Однако, заметим, последние проигрывания в культуре этих сюжетов постепенно приводит человечество к осознанию, что космос исполнен разнообразнейших способов реализации и существования разумного. Необыкновенная энергия и многообразие опытов проникновения в ино-пространства (уже почти постоянно виртуально присутствующие в нашей реальной практике, ощущаемо бок о бок с нами), а также дико разросшийся до невероятных размеров микромир тоже заставляют предполагать иные формы существования и нашей собственной задействованности в них. Даже больше - прорастания из них самыми неожидаемыми способами, путями и окказионально-угадываемыми связями. То есть, реальный генезис нашего расширенного существования пока, практически, непрослеживаем привычными методами апроприации и осмысления антропологического на земле.

Данный проект как раз посвящен проблеме многовалентности и неоднозначности (в привычных рамках конструирования действительности и существования антропологического в мире) генетических линий, вычитываемых из каждой конкретной личности. Тексты, тесты и схемы, представленные в проекте, которые в пределах недавно доминирующих культурно-эстетических опытов и практик могли бы быть поняты как критика и испытания способов языкового существования в культуре, в данном случае презентуют просто некую колеблющеюся и вздрагивающую пленку научно-рефлективной деятельности человека, реально отражающую на своей поверхности следы реального наличия за ними многомерных феноменов, немогущих быть пока схваченными во всей своей этой многомерной полноте. И взглядывая на подобные продукты интеллектуальной практики человека, мы не только квалифицируем языковые и дискурсивные усилия, но испытываем реальные переживания реального присутствия постороннего. То есть, что скрывается за арабесками человеческого письма?

Посему, некоторые странно обозванные прослеживаемые стадии генезиса вполне могут представлять проколы в неведомые пока нам мерности.

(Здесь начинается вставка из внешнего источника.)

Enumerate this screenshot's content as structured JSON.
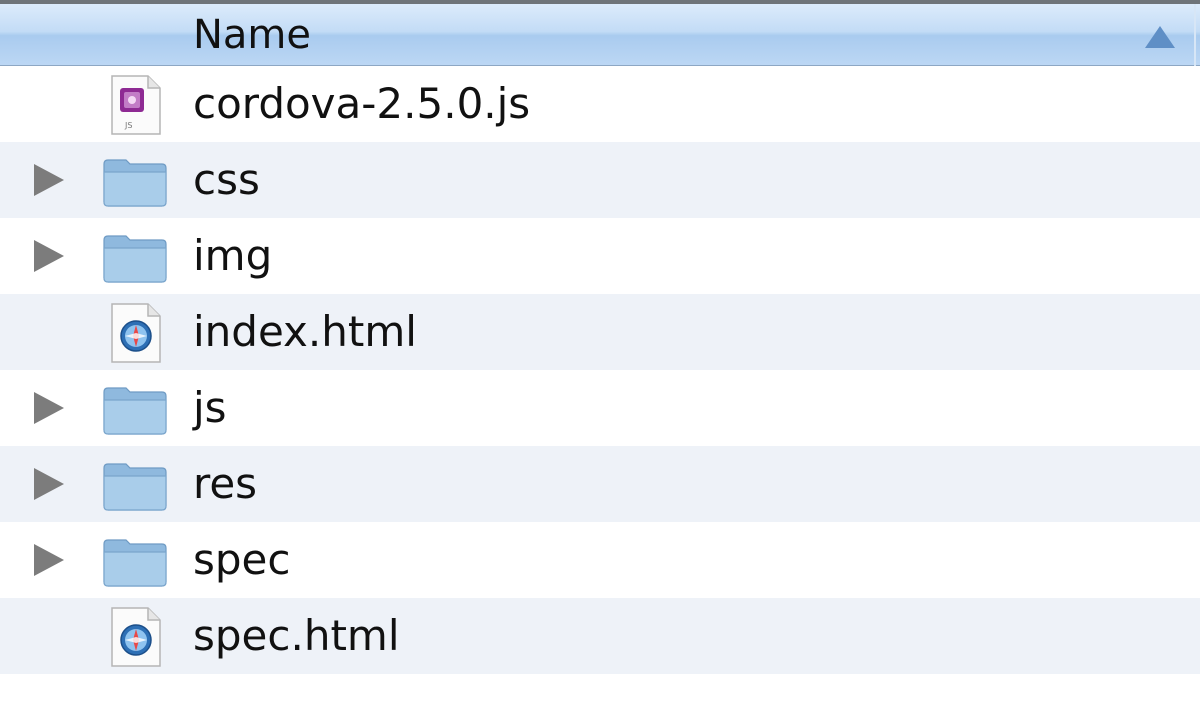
{
  "header": {
    "name_label": "Name",
    "sort_direction": "ascending"
  },
  "files": [
    {
      "name": "cordova-2.5.0.js",
      "kind": "file",
      "icon": "js-file-icon",
      "expandable": false,
      "icon_caption": "JS"
    },
    {
      "name": "css",
      "kind": "folder",
      "icon": "folder-icon",
      "expandable": true
    },
    {
      "name": "img",
      "kind": "folder",
      "icon": "folder-icon",
      "expandable": true
    },
    {
      "name": "index.html",
      "kind": "file",
      "icon": "html-file-icon",
      "expandable": false
    },
    {
      "name": "js",
      "kind": "folder",
      "icon": "folder-icon",
      "expandable": true
    },
    {
      "name": "res",
      "kind": "folder",
      "icon": "folder-icon",
      "expandable": true
    },
    {
      "name": "spec",
      "kind": "folder",
      "icon": "folder-icon",
      "expandable": true
    },
    {
      "name": "spec.html",
      "kind": "file",
      "icon": "html-file-icon",
      "expandable": false
    }
  ],
  "colors": {
    "header_gradient_top": "#dcebfb",
    "header_gradient_bottom": "#a9cbef",
    "sort_arrow": "#5f8fc6",
    "row_alternate": "#eef2f8",
    "folder": "#9cc3e4",
    "disclosure_triangle": "#7c7c7c"
  }
}
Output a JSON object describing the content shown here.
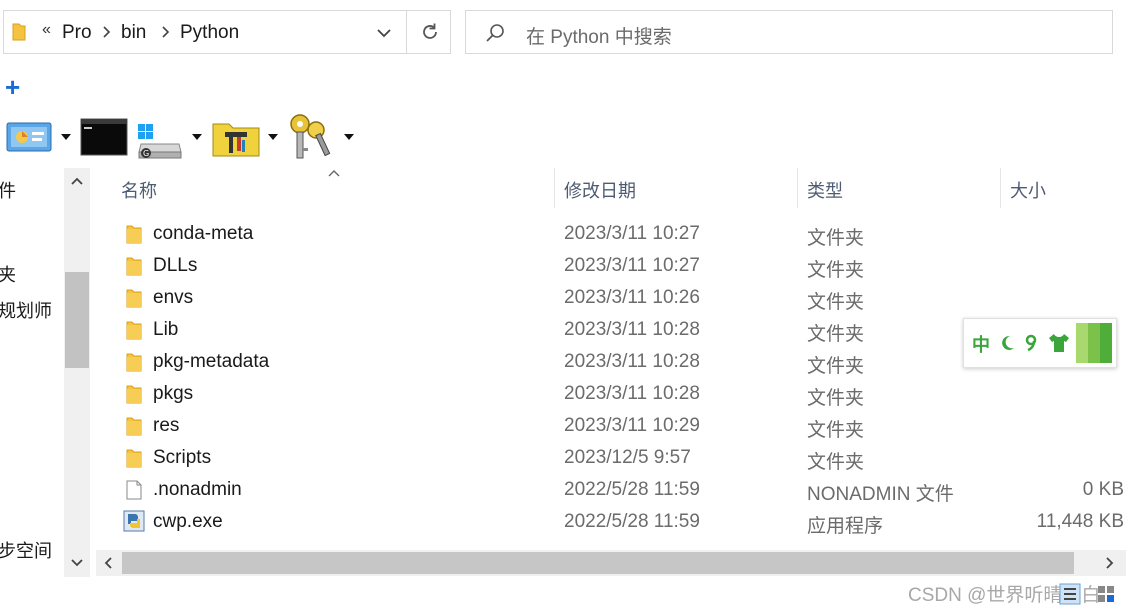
{
  "address_bar": {
    "overflow": "«",
    "crumbs": [
      "Pro",
      "bin",
      "Python"
    ]
  },
  "search": {
    "placeholder": "在 Python 中搜索"
  },
  "toolbar": {
    "add_label": "+"
  },
  "nav": {
    "items": [
      "件",
      "夹",
      "规划师",
      "步空间"
    ]
  },
  "columns": {
    "name": "名称",
    "date": "修改日期",
    "type": "类型",
    "size": "大小"
  },
  "files": [
    {
      "name": "conda-meta",
      "date": "2023/3/11 10:27",
      "type": "文件夹",
      "size": "",
      "icon": "folder-icon"
    },
    {
      "name": "DLLs",
      "date": "2023/3/11 10:27",
      "type": "文件夹",
      "size": "",
      "icon": "folder-icon"
    },
    {
      "name": "envs",
      "date": "2023/3/11 10:26",
      "type": "文件夹",
      "size": "",
      "icon": "folder-icon"
    },
    {
      "name": "Lib",
      "date": "2023/3/11 10:28",
      "type": "文件夹",
      "size": "",
      "icon": "folder-icon"
    },
    {
      "name": "pkg-metadata",
      "date": "2023/3/11 10:28",
      "type": "文件夹",
      "size": "",
      "icon": "folder-icon"
    },
    {
      "name": "pkgs",
      "date": "2023/3/11 10:28",
      "type": "文件夹",
      "size": "",
      "icon": "folder-icon"
    },
    {
      "name": "res",
      "date": "2023/3/11 10:29",
      "type": "文件夹",
      "size": "",
      "icon": "folder-icon"
    },
    {
      "name": "Scripts",
      "date": "2023/12/5 9:57",
      "type": "文件夹",
      "size": "",
      "icon": "folder-icon"
    },
    {
      "name": ".nonadmin",
      "date": "2022/5/28 11:59",
      "type": "NONADMIN 文件",
      "size": "0 KB",
      "icon": "file-icon"
    },
    {
      "name": "cwp.exe",
      "date": "2022/5/28 11:59",
      "type": "应用程序",
      "size": "11,448 KB",
      "icon": "python-exe-icon"
    }
  ],
  "ime": {
    "mode": "中"
  },
  "watermark": "CSDN @世界听晴明白",
  "colors": {
    "folder": "#f5c242",
    "accent": "#1a6bd3",
    "ime_green": "#3aa53a"
  }
}
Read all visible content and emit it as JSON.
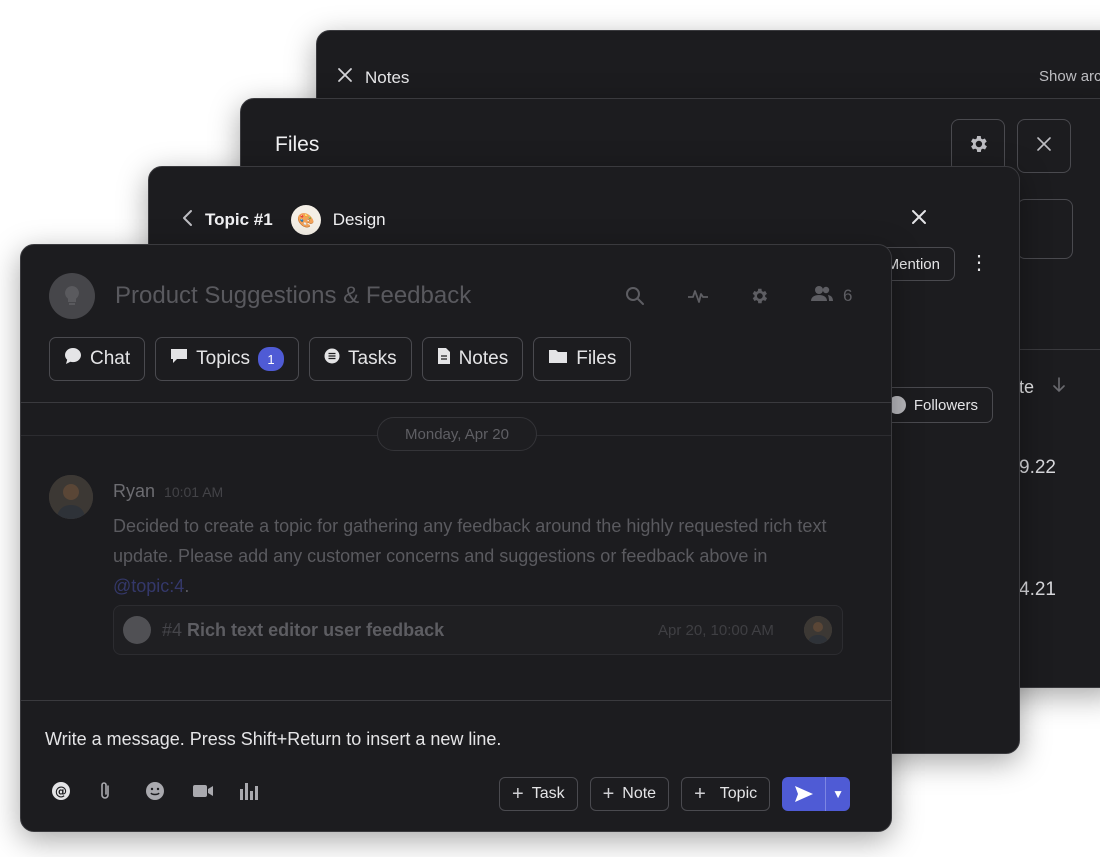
{
  "notes_panel": {
    "title": "Notes",
    "right_text": "Show arc"
  },
  "files_panel": {
    "title": "Files",
    "col_header": "te",
    "value1": "9.22",
    "value2": "4.21"
  },
  "topic_panel": {
    "back_label": "Topic #1",
    "design_label": "Design",
    "mention_label": "Mention",
    "followers_label": "Followers"
  },
  "main": {
    "title": "Product Suggestions & Feedback",
    "member_count": "6",
    "tabs": [
      {
        "label": "Chat"
      },
      {
        "label": "Topics",
        "badge": "1"
      },
      {
        "label": "Tasks"
      },
      {
        "label": "Notes"
      },
      {
        "label": "Files"
      }
    ],
    "date": "Monday, Apr 20",
    "message": {
      "author": "Ryan",
      "time": "10:01 AM",
      "text_before": "Decided to create a topic for gathering any feedback around the highly requested rich text update. Please add any customer concerns and suggestions or feedback above in ",
      "mention": "@topic:4",
      "text_after": "."
    },
    "reference": {
      "number": "#4",
      "title": "Rich text editor user feedback",
      "time": "Apr 20,  10:00 AM"
    },
    "composer": {
      "placeholder": "Write a message. Press Shift+Return to insert a new line.",
      "task_label": "Task",
      "note_label": "Note",
      "topic_label": "Topic"
    },
    "accent": "#4f5bd5"
  }
}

Ну, ясно дело, нынешние аппроприативные способности человека пока достаточно слабы. Вполне могут быть ошибки на этом пути, неявные схватывания запредельных и сопредельных голосов, неточные номинации, путающиеся с нашими обычными (художники ведь не пророки и не мистики откровения, типа Даниила Андреева, а простые и слабые человеческие существа). Но, тем ни менее, путь и интенция ясны. Именно на этом векторе и в этом поле надо искать объяснение и понимания всего представленного в проекте материала.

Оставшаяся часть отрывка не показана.